Le nuove tecnologie, il web, la rete, i computer e gli smartphone, i Big Data e l’Artificial Intelligence hanno già rivoluzionato da tempo il mondo della salute e il nostro modo di vivere, ma in questo momento storico siamo di fronte ad un altro cambio di passo importante che trasformerà per sempre la medicina. L’emergenza sanitaria Covid 19 ha accelerato in maniera significativa la digitalizzazione delle strutture e delle pratiche sanitarie evidenziando il ruolo fondamentale della telemedicina in particolare nella gestione del paziente. Da un recente studio di Frost & Sullivan il mercato degli investimenti in Europa per quanto riguarda la telemedicina potrebbe raggiungere un giro d’affari di 17 miliardi di euro entro il 2026. Investimenti che dovrebbero innanzitutto privilegiare la comunicazione professionista - paziente, portando a regime strumenti di collaborazione quali videochiamate e messaggistica, la sicurezza nel trattamento dei dati personali e la compliance normativa documentale e burocratica.

Psichiatria e strumenti digitali

Quest’onda digitale, se viene contestualizzata nell’ambito psichiatrico, per gli aspetti di interventi o diagnosi di terapia in remoto, inclusa la telemedicina, sta offrendo alla professione un nuovo scenario: quello della psichiatria aumentata in cui approcci vecchi e nuovi convivono potenziandosi a vicenda a vantaggio dei pazienti e della loro salute mentale. La psichiatria sembra essere dunque una delle specialità che più di altre verrà trasformata dalle tecnologie digitali.

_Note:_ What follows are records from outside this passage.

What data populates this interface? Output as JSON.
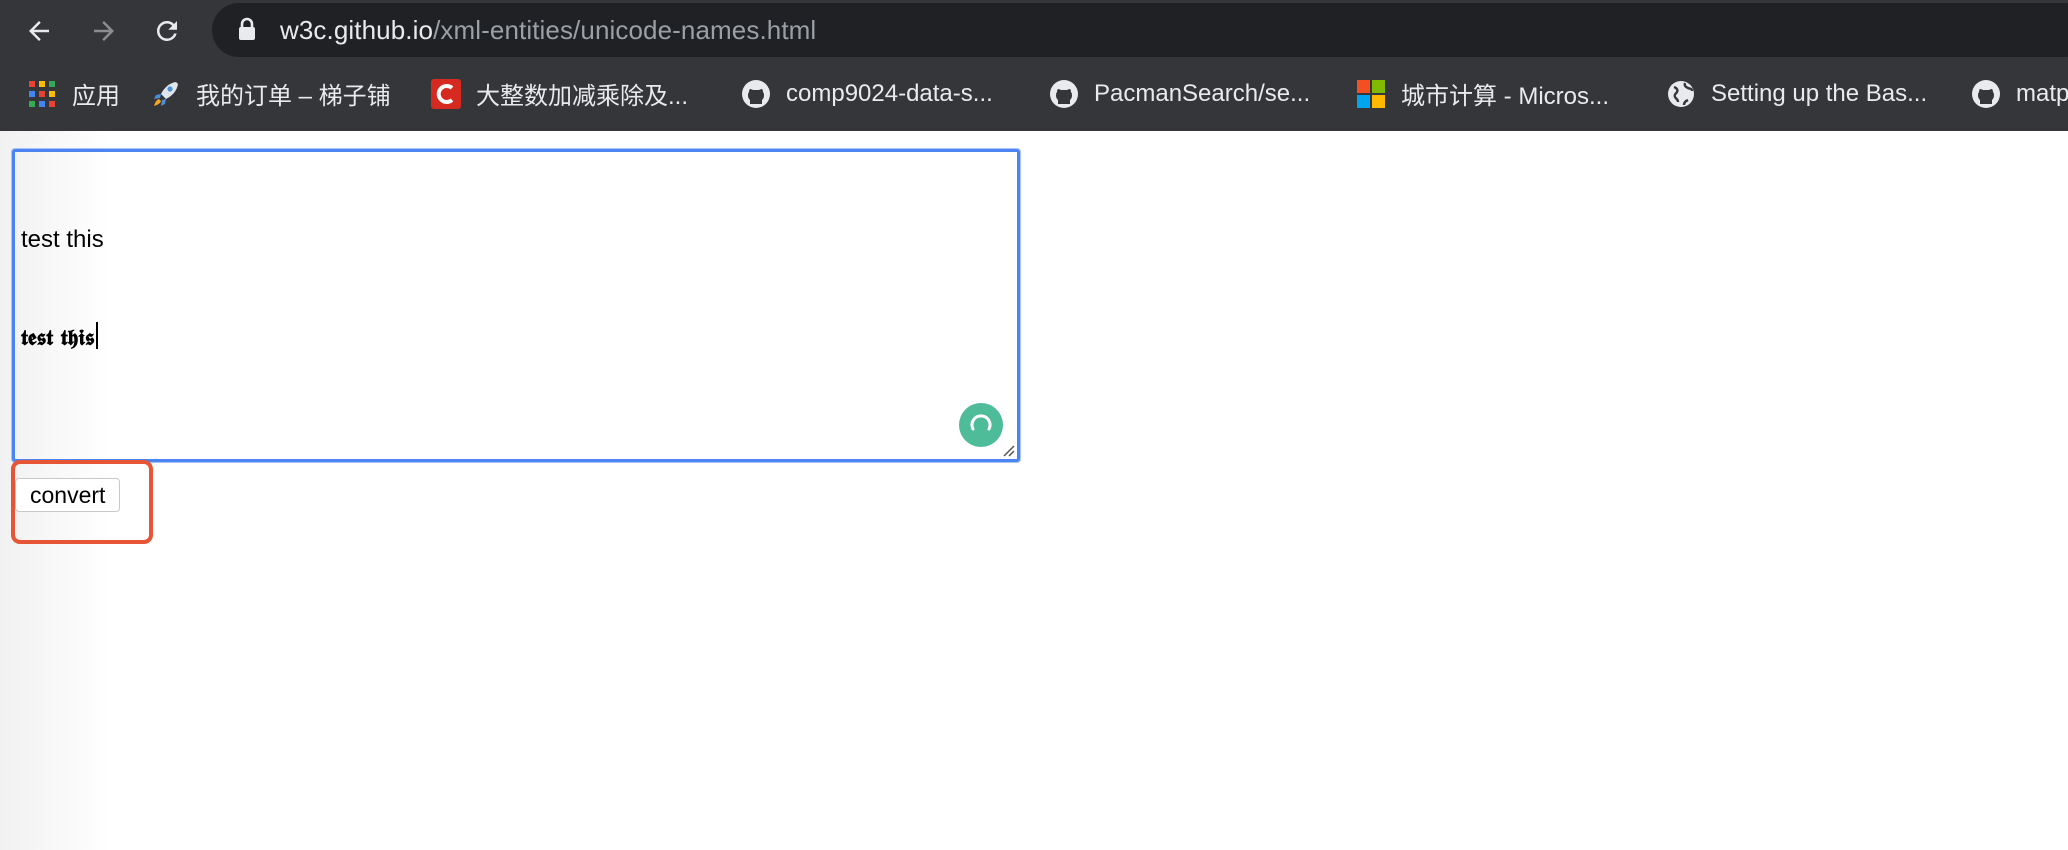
{
  "browser": {
    "url_host": "w3c.github.io",
    "url_path": "/xml-entities/unicode-names.html",
    "bookmarks": [
      {
        "label": "应用",
        "icon": "apps-grid-icon"
      },
      {
        "label": "我的订单 – 梯子铺",
        "icon": "rocket-icon"
      },
      {
        "label": "大整数加减乘除及...",
        "icon": "red-c-icon"
      },
      {
        "label": "comp9024-data-s...",
        "icon": "github-icon"
      },
      {
        "label": "PacmanSearch/se...",
        "icon": "github-icon"
      },
      {
        "label": "城市计算 - Micros...",
        "icon": "microsoft-icon"
      },
      {
        "label": "Setting up the Bas...",
        "icon": "globe-icon"
      },
      {
        "label": "matp",
        "icon": "github-icon"
      }
    ]
  },
  "editor": {
    "line1": "test this",
    "line2": "𝖙𝖊𝖘𝖙 𝖙𝖍𝖎𝖘"
  },
  "form": {
    "convert_label": "convert"
  },
  "colors": {
    "chrome_bg": "#35363a",
    "omnibox_bg": "#202124",
    "focus_border": "#4c84f2",
    "highlight": "#e65535",
    "grammarly": "#3bb58f"
  }
}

Di questa evoluzione ne parla da tempo Valerio Rosso, medico-chirurgo, psicoterapeuta e specialista in psichiatria, studioso e appassionato divulgatore di neuroscienze, salute mentale e innovazione digitale applicata alla psichiatria.

Da diversi decenni circola negli ambienti accademici il concetto di psichiatria digitale riferito soprattutto all’utilizzo dell’informatica nella raccolta e gestione dei dati clinici, ma è dal 2010 in poi che i progressi della tecnologia stanno cambiando inevitabilmente la pratica della disciplina. La vera spinta al cambiamento è arrivata nell’ultimo anno e mezzo dove si è assistito, causa pandemia, a un incremento della telemedicina, per esempio con la possibilità di erogare colloqui, consulti e interventi di supporto psicologico mediante piattaforme digitali di medicina narrativa e videochiamate. Il tutto è stato un po’ a discapito, consapevole, del rapporto umano tra medico e paziente, ma in generale le innovazioni tecnologiche porteranno in un futuro già prossimo un beneficio nell’ambito psichiatrico, ma non solo. Cambieranno sia il modo in cui verranno diagnosticate le patologie sia le prestazioni mediche ottimizzate dalla possibilità che danno le tecnologie digitali di misurare anche variabili sociali, ambientali e psicologiche.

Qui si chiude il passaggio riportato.